So, this is a fascinating development in pain research. This is, in my estimation, the textbook definition of a double-edged sword.
To nutshell: Neuroscientists at Georgia State University have discovered the mechanism by which female brains literally do not respond to morphine the same way as male brains. Miroglial cells (the brain's immune response) view morphine as a pathogen in the brain and so work hard to clean it up (therefore rendering the morphine less effective for analgesia); and these cells are more active in female brains than male brains. Suppressing these cells makes morphine work better - which is why it doesn't work for females as well as males.

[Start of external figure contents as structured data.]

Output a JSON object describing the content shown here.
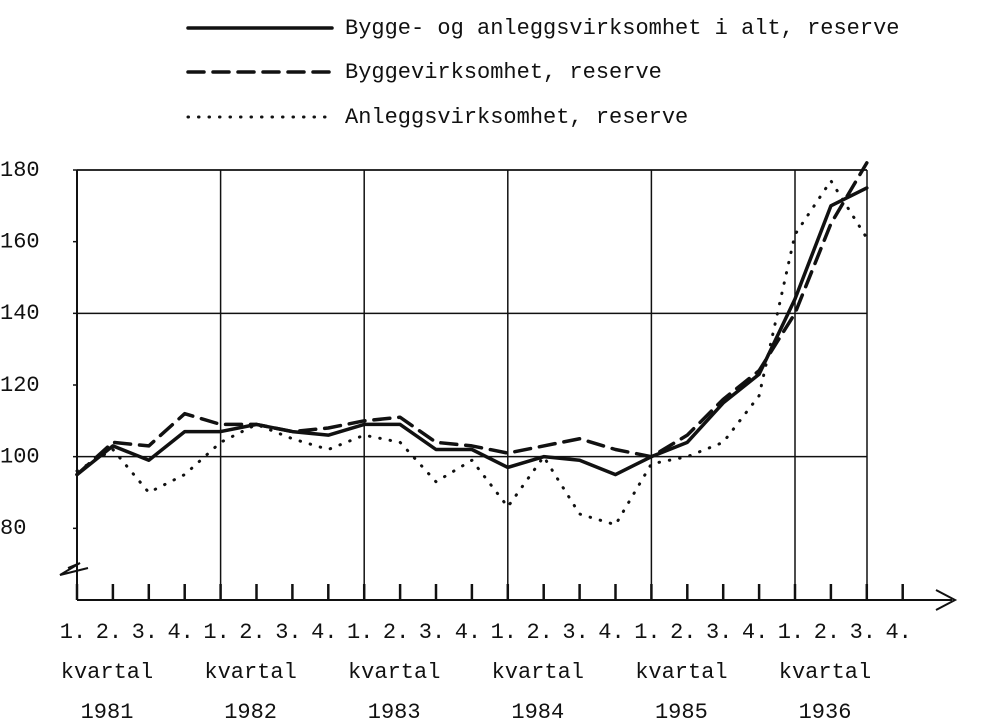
{
  "chart_data": {
    "type": "line",
    "categories": [
      "1.",
      "2.",
      "3.",
      "4.",
      "1.",
      "2.",
      "3.",
      "4.",
      "1.",
      "2.",
      "3.",
      "4.",
      "1.",
      "2.",
      "3.",
      "4.",
      "1.",
      "2.",
      "3.",
      "4.",
      "1.",
      "2.",
      "3.",
      "4."
    ],
    "x_groups": [
      {
        "label": "kvartal",
        "year": "1981"
      },
      {
        "label": "kvartal",
        "year": "1982"
      },
      {
        "label": "kvartal",
        "year": "1983"
      },
      {
        "label": "kvartal",
        "year": "1984"
      },
      {
        "label": "kvartal",
        "year": "1985"
      },
      {
        "label": "kvartal",
        "year": "1936"
      }
    ],
    "series": [
      {
        "name": "Bygge- og anleggsvirksomhet i alt, reserve",
        "color": "#111111",
        "style": "solid",
        "values": [
          95,
          103,
          99,
          107,
          107,
          109,
          107,
          106,
          109,
          109,
          102,
          102,
          97,
          100,
          99,
          95,
          100,
          104,
          115,
          123,
          144,
          170,
          175,
          null
        ]
      },
      {
        "name": "Byggevirksomhet, reserve",
        "color": "#111111",
        "style": "dashed",
        "values": [
          95,
          104,
          103,
          112,
          109,
          109,
          107,
          108,
          110,
          111,
          104,
          103,
          101,
          103,
          105,
          102,
          100,
          106,
          116,
          124,
          140,
          165,
          182,
          null
        ]
      },
      {
        "name": "Anleggsvirksomhet, reserve",
        "color": "#111111",
        "style": "dotted",
        "values": [
          96,
          102,
          90,
          95,
          104,
          109,
          105,
          102,
          106,
          104,
          93,
          99,
          86,
          100,
          84,
          81,
          98,
          100,
          104,
          117,
          162,
          177,
          161,
          null
        ]
      }
    ],
    "ylim": [
      60,
      180
    ],
    "yticks": [
      80,
      100,
      120,
      140,
      160,
      180
    ],
    "ygrid": [
      100,
      140,
      180
    ]
  }
}
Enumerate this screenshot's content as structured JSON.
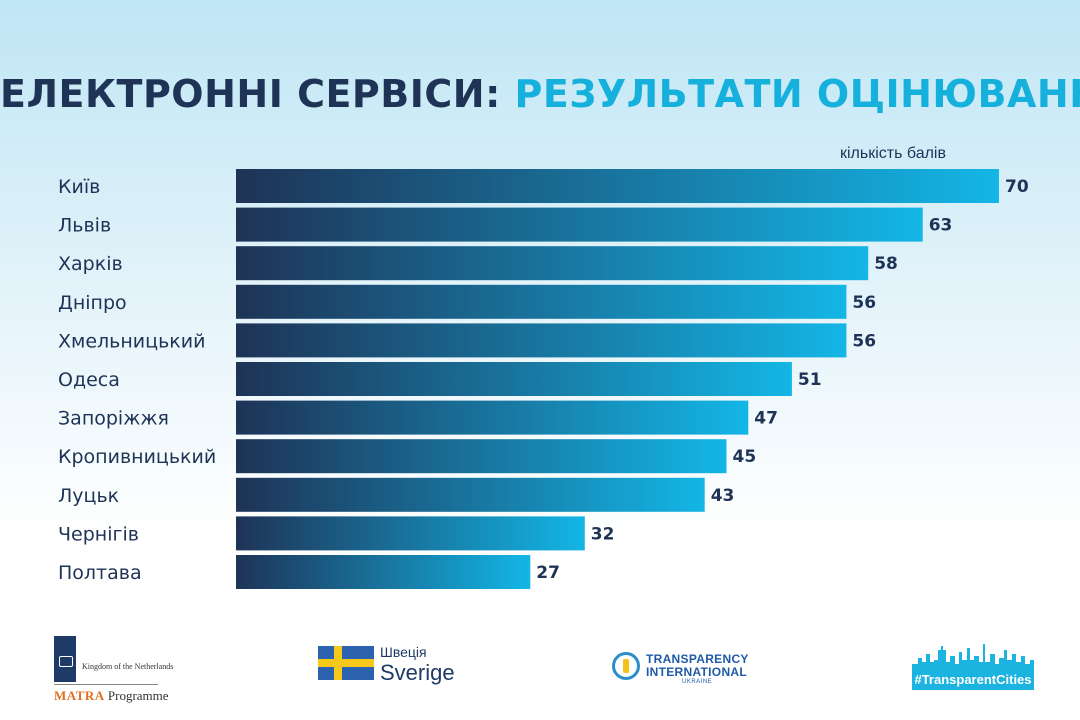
{
  "title": {
    "part1": "ЕЛЕКТРОННІ СЕРВІСИ:",
    "part2": "РЕЗУЛЬТАТИ ОЦІНЮВАННЯ"
  },
  "colors": {
    "title_dark": "#1e3356",
    "title_accent": "#16b0dc",
    "bar_start": "#1e3356",
    "bar_end": "#13b6e6"
  },
  "chart_data": {
    "type": "bar",
    "orientation": "horizontal",
    "unit_label": "кількість балів",
    "categories": [
      "Київ",
      "Львів",
      "Харків",
      "Дніпро",
      "Хмельницький",
      "Одеса",
      "Запоріжжя",
      "Кропивницький",
      "Луцьк",
      "Чернігів",
      "Полтава"
    ],
    "values": [
      70,
      63,
      58,
      56,
      56,
      51,
      47,
      45,
      43,
      32,
      27
    ],
    "xlim": [
      0,
      70
    ],
    "grid": false,
    "legend": false,
    "data_labels": true
  },
  "logos": {
    "netherlands": {
      "kingdom": "Kingdom of the Netherlands",
      "matra": "MATRA",
      "programme": "Programme"
    },
    "sweden": {
      "ua": "Швеція",
      "sv": "Sverige"
    },
    "ti": {
      "line1": "TRANSPARENCY",
      "line2": "INTERNATIONAL",
      "line3": "UKRAINE"
    },
    "tc": {
      "hashtag": "#TransparentCities"
    }
  }
}
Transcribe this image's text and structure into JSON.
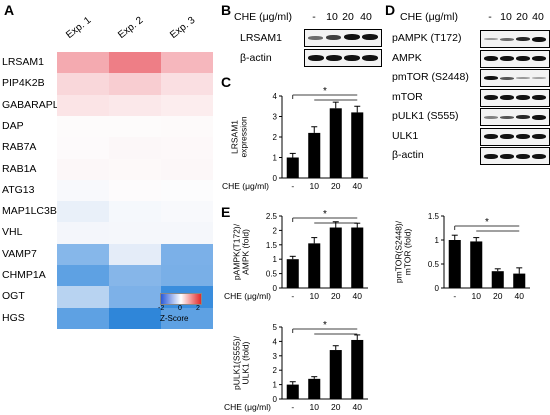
{
  "panels": {
    "a": "A",
    "b": "B",
    "c": "C",
    "d": "D",
    "e": "E"
  },
  "heatmap": {
    "columns": [
      "Exp. 1",
      "Exp. 2",
      "Exp. 3"
    ],
    "rows": [
      "LRSAM1",
      "PIP4K2B",
      "GABARAPL1",
      "DAP",
      "RAB7A",
      "RAB1A",
      "ATG13",
      "MAP1LC3B",
      "VHL",
      "VAMP7",
      "CHMP1A",
      "OGT",
      "HGS"
    ],
    "colors": [
      [
        "#f4aab0",
        "#ee7e86",
        "#f6b7bd"
      ],
      [
        "#f9d7da",
        "#f8cdd1",
        "#fadfe2"
      ],
      [
        "#fbe4e6",
        "#fbe8ea",
        "#fcedee"
      ],
      [
        "#fdfbfb",
        "#fdfbfb",
        "#fdfafa"
      ],
      [
        "#fdfafb",
        "#fcf7f8",
        "#fdf8f9"
      ],
      [
        "#fcf7f8",
        "#fdf9f9",
        "#fcf7f8"
      ],
      [
        "#f8f9fc",
        "#fdfbfc",
        "#fcfcfd"
      ],
      [
        "#e9f0f9",
        "#f5f8fc",
        "#f8f9fc"
      ],
      [
        "#f4f6fb",
        "#f5f7fb",
        "#f5f7fb"
      ],
      [
        "#86b7ea",
        "#e4ecf8",
        "#7bb0e8"
      ],
      [
        "#5ea1e3",
        "#86b6e9",
        "#79afe7"
      ],
      [
        "#b8d3f1",
        "#7db1e8",
        "#3a8ddd"
      ],
      [
        "#5ea1e3",
        "#2f86d9",
        "#5ea1e3"
      ]
    ],
    "legend": {
      "min": "-2",
      "zero": "0",
      "max": "2",
      "title": "Z-Score"
    }
  },
  "blot_b": {
    "condition_title": "CHE (μg/ml)",
    "conditions": [
      "-",
      "10",
      "20",
      "40"
    ],
    "labels": [
      "LRSAM1",
      "β-actin"
    ]
  },
  "blot_d": {
    "condition_title": "CHE (μg/ml)",
    "conditions": [
      "-",
      "10",
      "20",
      "40"
    ],
    "labels": [
      "pAMPK (T172)",
      "AMPK",
      "pmTOR (S2448)",
      "mTOR",
      "pULK1 (S555)",
      "ULK1",
      "β-actin"
    ]
  },
  "chart_data": [
    {
      "panel": "C",
      "type": "bar",
      "categories": [
        "-",
        "10",
        "20",
        "40"
      ],
      "values": [
        1.0,
        2.2,
        3.4,
        3.2
      ],
      "errors": [
        0.2,
        0.3,
        0.3,
        0.3
      ],
      "ylabel": "LRSAM1\nexpression",
      "xlabel": "CHE (μg/ml)",
      "ylim": [
        0,
        4
      ],
      "yticks": [
        0,
        1,
        2,
        3,
        4
      ],
      "significance": "*"
    },
    {
      "panel": "E1",
      "type": "bar",
      "categories": [
        "-",
        "10",
        "20",
        "40"
      ],
      "values": [
        1.0,
        1.55,
        2.1,
        2.1
      ],
      "errors": [
        0.1,
        0.2,
        0.2,
        0.15
      ],
      "ylabel": "pAMPK(T172)/\nAMPK",
      "yunit": "(fold)",
      "xlabel": "CHE (μg/ml)",
      "ylim": [
        0,
        2.5
      ],
      "yticks": [
        0,
        0.5,
        1,
        1.5,
        2,
        2.5
      ],
      "significance": "*"
    },
    {
      "panel": "E2",
      "type": "bar",
      "categories": [
        "-",
        "10",
        "20",
        "40"
      ],
      "values": [
        1.0,
        0.97,
        0.35,
        0.3
      ],
      "errors": [
        0.1,
        0.08,
        0.05,
        0.12
      ],
      "ylabel": "pmTOR(S2448)/\nmTOR",
      "yunit": "(fold)",
      "xlabel": "CHE (μg/ml)",
      "ylim": [
        0,
        1.5
      ],
      "yticks": [
        0,
        0.5,
        1,
        1.5
      ],
      "significance": "*"
    },
    {
      "panel": "E3",
      "type": "bar",
      "categories": [
        "-",
        "10",
        "20",
        "40"
      ],
      "values": [
        1.0,
        1.4,
        3.4,
        4.1
      ],
      "errors": [
        0.2,
        0.15,
        0.3,
        0.35
      ],
      "ylabel": "pULK1(S555)/\nULK1",
      "yunit": "(fold)",
      "xlabel": "CHE (μg/ml)",
      "ylim": [
        0,
        5
      ],
      "yticks": [
        0,
        1,
        2,
        3,
        4,
        5
      ],
      "significance": "*"
    }
  ]
}
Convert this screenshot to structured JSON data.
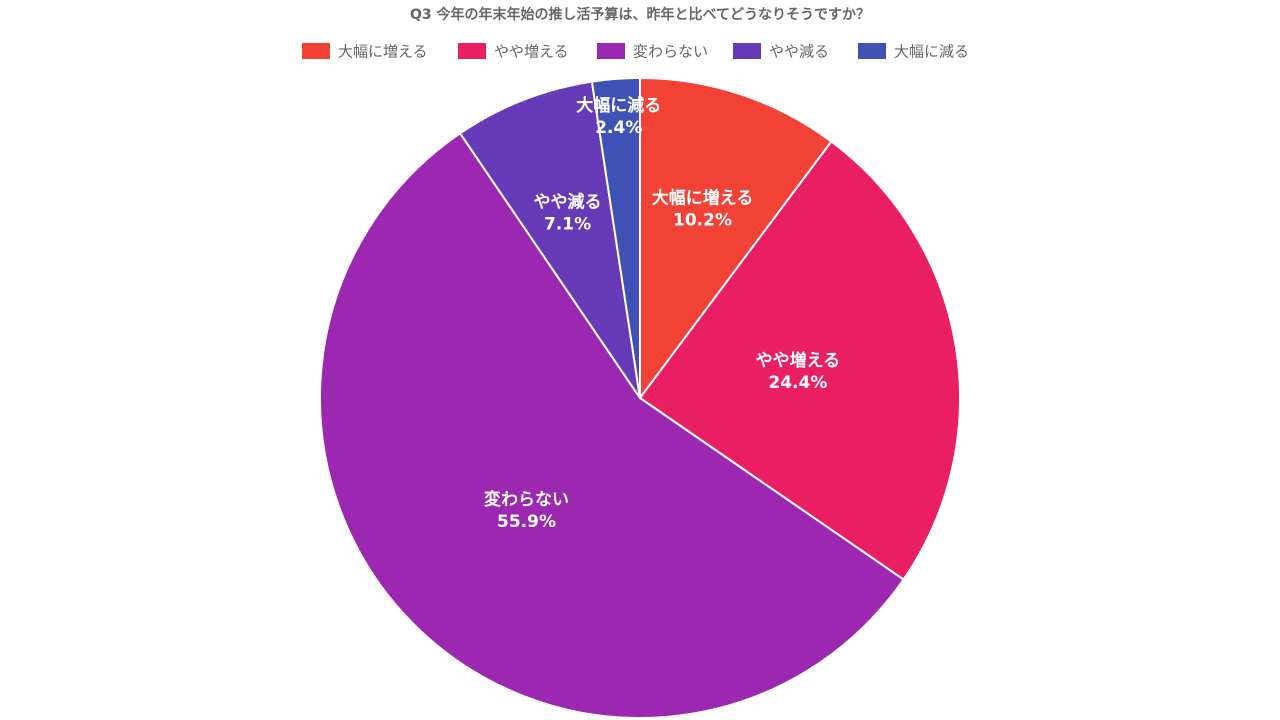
{
  "chart_data": {
    "type": "pie",
    "title": "Q3 今年の年末年始の推し活予算は、昨年と比べてどうなりそうですか？",
    "categories": [
      "大幅に増える",
      "やや増える",
      "変わらない",
      "やや減る",
      "大幅に減る"
    ],
    "values": [
      10.2,
      24.4,
      55.9,
      7.1,
      2.4
    ],
    "value_labels": [
      "10.2%",
      "24.4%",
      "55.9%",
      "7.1%",
      "2.4%"
    ],
    "colors": [
      "#f24236",
      "#e91e63",
      "#9c27b0",
      "#673ab7",
      "#3f51b5"
    ],
    "legend": "top"
  }
}
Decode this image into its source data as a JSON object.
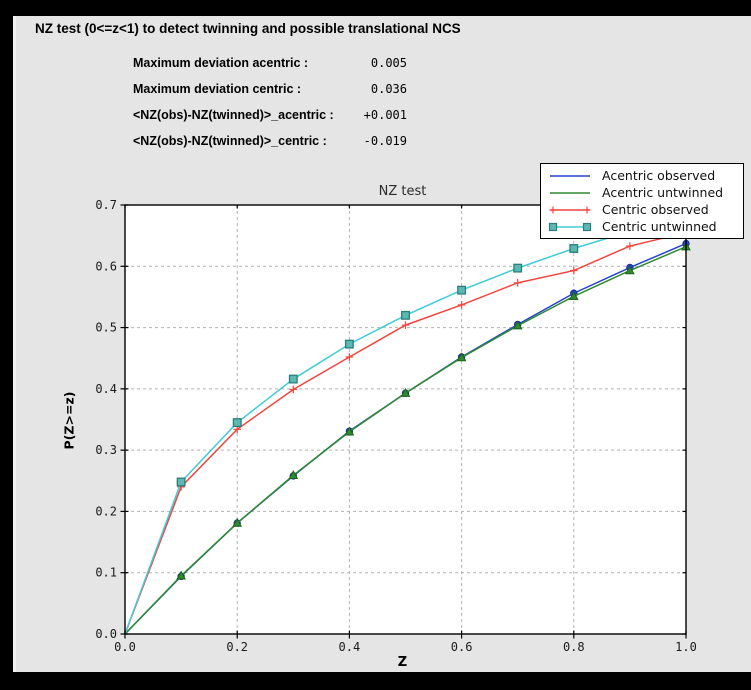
{
  "colors": {
    "frame": "#000000",
    "panel_bg": "#e5e5e5",
    "plot_bg": "#ffffff",
    "grid": "#b3b3b3",
    "axis": "#000000"
  },
  "header": {
    "title": "NZ test (0<=z<1) to detect twinning and possible translational NCS"
  },
  "stats": [
    {
      "label": "Maximum deviation acentric :",
      "value": "0.005"
    },
    {
      "label": "Maximum deviation centric :",
      "value": "0.036"
    },
    {
      "label": "<NZ(obs)-NZ(twinned)>_acentric :",
      "value": "+0.001"
    },
    {
      "label": "<NZ(obs)-NZ(twinned)>_centric :",
      "value": "-0.019"
    }
  ],
  "chart_data": {
    "type": "line",
    "title": "NZ test",
    "xlabel": "Z",
    "ylabel": "P(Z>=z)",
    "xlim": [
      0.0,
      1.0
    ],
    "ylim": [
      0.0,
      0.7
    ],
    "x_ticks": [
      "0.0",
      "0.2",
      "0.4",
      "0.6",
      "0.8",
      "1.0"
    ],
    "y_ticks": [
      "0.0",
      "0.1",
      "0.2",
      "0.3",
      "0.4",
      "0.5",
      "0.6",
      "0.7"
    ],
    "grid": "dashed",
    "legend_position": "upper right",
    "x": [
      0.0,
      0.1,
      0.2,
      0.3,
      0.4,
      0.5,
      0.6,
      0.7,
      0.8,
      0.9,
      1.0
    ],
    "series": [
      {
        "name": "Acentric observed",
        "color": "#2343cf",
        "marker": "circle",
        "marker_fill": "#2343cf",
        "marker_edge": "#16309c",
        "values": [
          0.0,
          0.094,
          0.181,
          0.258,
          0.331,
          0.393,
          0.452,
          0.505,
          0.556,
          0.598,
          0.637
        ]
      },
      {
        "name": "Acentric untwinned",
        "color": "#2e8b2e",
        "marker": "triangle-up",
        "marker_fill": "#2e8b2e",
        "marker_edge": "#1c621c",
        "values": [
          0.0,
          0.095,
          0.181,
          0.259,
          0.33,
          0.393,
          0.451,
          0.503,
          0.551,
          0.593,
          0.632
        ]
      },
      {
        "name": "Centric observed",
        "color": "#f2453d",
        "marker": "plus",
        "marker_fill": "#f2453d",
        "marker_edge": "#f2453d",
        "values": [
          0.0,
          0.24,
          0.334,
          0.399,
          0.452,
          0.504,
          0.537,
          0.573,
          0.593,
          0.633,
          0.655
        ]
      },
      {
        "name": "Centric untwinned",
        "color": "#40cbd6",
        "marker": "square",
        "marker_fill": "#5cb8b2",
        "marker_edge": "#2c7e7b",
        "values": [
          0.0,
          0.248,
          0.345,
          0.416,
          0.473,
          0.52,
          0.561,
          0.597,
          0.629,
          0.657,
          0.683
        ]
      }
    ]
  }
}
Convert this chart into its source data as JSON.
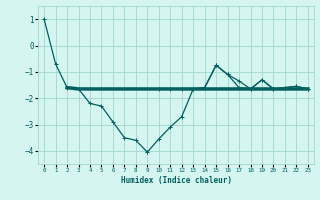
{
  "xlabel": "Humidex (Indice chaleur)",
  "ylabel": "",
  "bg_color": "#d4f5f0",
  "grid_color": "#a0d8d0",
  "line_color": "#006060",
  "xlim": [
    -0.5,
    23.5
  ],
  "ylim": [
    -4.5,
    1.5
  ],
  "yticks": [
    -4,
    -3,
    -2,
    -1,
    0,
    1
  ],
  "xticks": [
    0,
    1,
    2,
    3,
    4,
    5,
    6,
    7,
    8,
    9,
    10,
    11,
    12,
    13,
    14,
    15,
    16,
    17,
    18,
    19,
    20,
    21,
    22,
    23
  ],
  "curve1_x": [
    0,
    1,
    2,
    3,
    4,
    5,
    6,
    7,
    8,
    9,
    10,
    11,
    12,
    13,
    14,
    15,
    16,
    17,
    18,
    19,
    20,
    21,
    22,
    23
  ],
  "curve1_y": [
    1.0,
    -0.7,
    -1.6,
    -1.65,
    -2.2,
    -2.3,
    -2.9,
    -3.5,
    -3.6,
    -4.05,
    -3.55,
    -3.1,
    -2.7,
    -1.65,
    -1.6,
    -0.75,
    -1.1,
    -1.6,
    -1.65,
    -1.3,
    -1.65,
    -1.6,
    -1.55,
    -1.65
  ],
  "curve2_x": [
    2,
    3,
    4,
    5,
    6,
    7,
    8,
    9,
    10,
    11,
    12,
    13,
    14,
    15,
    16,
    17,
    18,
    19,
    20,
    21,
    22,
    23
  ],
  "curve2_y": [
    -1.6,
    -1.65,
    -1.65,
    -1.65,
    -1.65,
    -1.65,
    -1.65,
    -1.65,
    -1.65,
    -1.65,
    -1.65,
    -1.65,
    -1.65,
    -1.65,
    -1.65,
    -1.65,
    -1.65,
    -1.65,
    -1.65,
    -1.65,
    -1.65,
    -1.65
  ],
  "curve3_x": [
    10,
    11,
    12,
    13,
    14,
    15,
    16,
    17,
    18,
    19,
    20,
    21,
    22,
    23
  ],
  "curve3_y": [
    -1.65,
    -1.65,
    -1.65,
    -1.65,
    -1.6,
    -0.75,
    -1.1,
    -1.35,
    -1.65,
    -1.3,
    -1.65,
    -1.6,
    -1.55,
    -1.65
  ]
}
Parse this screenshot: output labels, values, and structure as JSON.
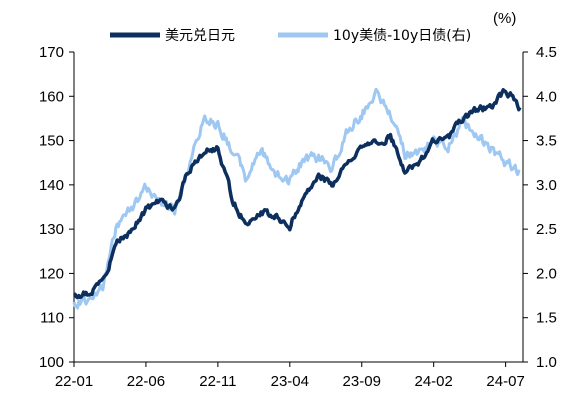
{
  "chart_data": {
    "type": "line",
    "unit_label_right": "(%)",
    "x_tick_labels": [
      "22-01",
      "22-06",
      "22-11",
      "23-04",
      "23-09",
      "24-02",
      "24-07"
    ],
    "y_left": {
      "lim": [
        100,
        170
      ],
      "ticks": [
        "100",
        "110",
        "120",
        "130",
        "140",
        "150",
        "160",
        "170"
      ]
    },
    "y_right": {
      "lim": [
        1.0,
        4.5
      ],
      "ticks": [
        "1.0",
        "1.5",
        "2.0",
        "2.5",
        "3.0",
        "3.5",
        "4.0",
        "4.5"
      ]
    },
    "legend_position": "top-center",
    "x": [
      "22-01",
      "22-02",
      "22-03",
      "22-04",
      "22-05",
      "22-06",
      "22-07",
      "22-08",
      "22-09",
      "22-10",
      "22-11",
      "22-12",
      "23-01",
      "23-02",
      "23-03",
      "23-04",
      "23-05",
      "23-06",
      "23-07",
      "23-08",
      "23-09",
      "23-10",
      "23-11",
      "23-12",
      "24-01",
      "24-02",
      "24-03",
      "24-04",
      "24-05",
      "24-06",
      "24-07",
      "24-08"
    ],
    "series": [
      {
        "name": "美元兑日元",
        "axis": "left",
        "color": "#0d2f5e",
        "values": [
          115.1,
          115.3,
          118.5,
          126.8,
          129.5,
          134.5,
          136.5,
          134.5,
          143.5,
          147.5,
          148.0,
          137.0,
          130.5,
          134.0,
          133.0,
          131.0,
          137.5,
          142.0,
          140.0,
          145.5,
          148.0,
          149.5,
          151.0,
          143.0,
          145.0,
          150.0,
          150.5,
          155.0,
          157.0,
          157.5,
          161.5,
          157.5
        ]
      },
      {
        "name": "10y美债-10y日债(右)",
        "axis": "right",
        "color": "#9ec8f2",
        "values": [
          1.65,
          1.72,
          1.85,
          2.55,
          2.75,
          2.95,
          2.85,
          2.7,
          3.2,
          3.75,
          3.7,
          3.4,
          3.05,
          3.4,
          3.1,
          3.05,
          3.3,
          3.3,
          3.2,
          3.6,
          3.8,
          4.05,
          3.8,
          3.35,
          3.35,
          3.5,
          3.45,
          3.7,
          3.55,
          3.4,
          3.25,
          3.15
        ]
      }
    ]
  }
}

Here's the pointy bits of that sword, as I see them: There is no discussion (that I know of - but please tell me if I'm wrong!) as to what the effects are (short term or long term) of suppressing one of the brain's immune responses. Does this have an effect on the body's immune response? Does it mean the brain is left more vulnerable to actual pathogens? This is promising and powerful but these questions need to be answered.
On the other hand, here's the good bits: There is now a known mechanism by which female brains process morphine differently. Women who need more pain relief compared to men of similar body weight are not "weak" or "whining" or "hysterical". Females literally clear that shit out of the synaptic gaps faster, thank you very much.
So be a good doctor and give the lady her morphine.